A proposta é exibir filmes de diretoras, além de fomentar o debate sobre a importância da presença feminina nos sets, na crítica e nas telas. “Queremos incentivar a capacitação técnica das mulheres e, consequentemente, a formação de uma rede de contatos que facilite a inserção delas nas funções vitais do fazer cinematográfico”, destaca Juliana Antunes.
A jovem diretora acaba de rodar um curta com a atriz mineira Bárbara Colen, de Aquarius, no papel de uma trabalhadora de fábrica de reciclagem em Contagem. Outra produção dela, Plano controle, curta de ficção científica, começa a ser gravado no fim do mês.

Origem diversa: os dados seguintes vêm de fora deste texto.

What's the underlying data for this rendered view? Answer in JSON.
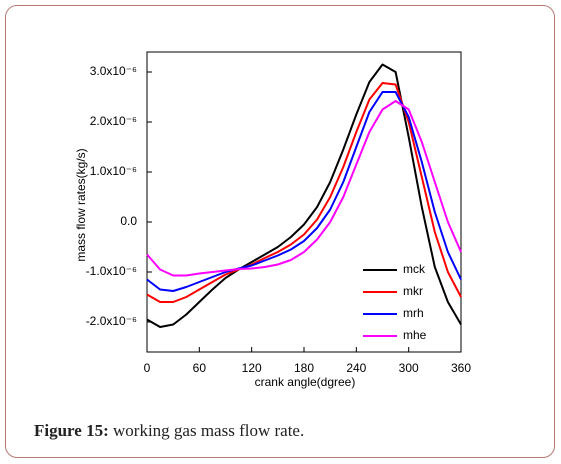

Primeiro longa da belo-horizontina Emília Ferreira, de 33 anos, Entrelinhas fala sobre a mulher que assume o controle de sua arte e de sua história. O filme competiu na categoria premiére da Mostra de Cinema de São Paulo, encerrada esta semana. A produção estrangeira tem equipe parcialmente brasileira encabeçada por Emília, que foi para os Estados Unidos estudar cinema.
“Na exibição de abertura, tivemos sala cheia e contamos até com a presença do (diretor) Bruno Barreto. Os atores norte-americanos vieram e participamos de um interessante debate. Estou superfeliz, já estamos conversando com distribuidores brasileiros. Quem sabe poderemos mostrá-lo em breve em Minas?”, conclui.